There appears to be no prejudice to the defendant by proceeding with the trial on the contempt/harassment matters after the attempted murder trial.
Weighing the prejudices to the respective parties, it is clear that there is very little prejudice to the State in granting this motion to delay these three contempt/harassment trials and much prejudice to the defendant and the interest of Justice if it is denied given the facts of this case as those facts exist today. Therefore, the motion to delay the trial in these three 1 matters will be granted, subject, however, to the right of the prosecutor to move to schedule the contempt/harassment trial prior to the attempted murder trial if the circumstances change and if there is a shifting of prejudice that would cause the court to reach a different Conclusion after balancing of prejudices to the State, victim, and defendant.

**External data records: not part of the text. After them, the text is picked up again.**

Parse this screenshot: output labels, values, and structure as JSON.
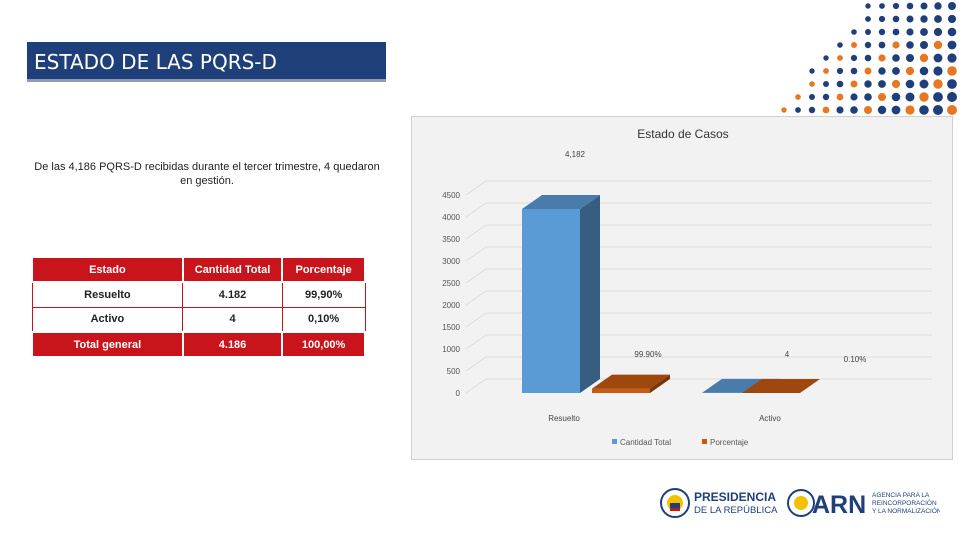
{
  "header": {
    "title": "ESTADO DE LAS PQRS-D"
  },
  "summary": {
    "text": "De las 4,186 PQRS-D recibidas durante el tercer trimestre, 4 quedaron en gestión."
  },
  "table": {
    "headers": [
      "Estado",
      "Cantidad Total",
      "Porcentaje"
    ],
    "rows": [
      [
        "Resuelto",
        "4.182",
        "99,90%"
      ],
      [
        "Activo",
        "4",
        "0,10%"
      ]
    ],
    "total": [
      "Total general",
      "4.186",
      "100,00%"
    ]
  },
  "chart_data": {
    "type": "bar",
    "title": "Estado de Casos",
    "categories": [
      "Resuelto",
      "Activo"
    ],
    "series": [
      {
        "name": "Cantidad Total",
        "values": [
          4182,
          4
        ],
        "labels": [
          "4,182",
          "4"
        ],
        "color": "#5b9bd5"
      },
      {
        "name": "Porcentaje",
        "values": [
          99.9,
          0.1
        ],
        "labels": [
          "99.90%",
          "0.10%"
        ],
        "color": "#c55a11"
      }
    ],
    "yticks": [
      "0",
      "500",
      "1000",
      "1500",
      "2000",
      "2500",
      "3000",
      "3500",
      "4000",
      "4500"
    ],
    "ylim": [
      0,
      4500
    ],
    "legend_position": "bottom",
    "grid": true,
    "three_d": true
  },
  "logos": {
    "presidencia_line1": "PRESIDENCIA",
    "presidencia_line2": "DE LA REPÚBLICA",
    "arn_mark": "ARN",
    "arn_line1": "AGENCIA PARA LA",
    "arn_line2": "REINCORPORACIÓN",
    "arn_line3": "Y LA NORMALIZACIÓN"
  },
  "colors": {
    "header_bg": "#1f3f7a",
    "table_red": "#c9141c",
    "bar_blue": "#5b9bd5",
    "bar_orange": "#c55a11",
    "dot_blue": "#1f3f7a",
    "dot_orange": "#e87722"
  }
}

The court wishes to make clear that in the event that there are future acts of contempt by defendant Nelson against Ms. Booker, that this decision has no effect whatsoever with respect to whether those contempt matters will proceed to trial before the attempted murder trial. The facts of these three contempt/harassment cases are unusual because the essence of these three complaints are letters, which letters themselves are likely to be used as substantive evidence in the attempted murder trial. Future acts of domestic violence, if any, not dealing with evidence that would be used at the attempted murder trial present absolutely no impediment to prompt trial.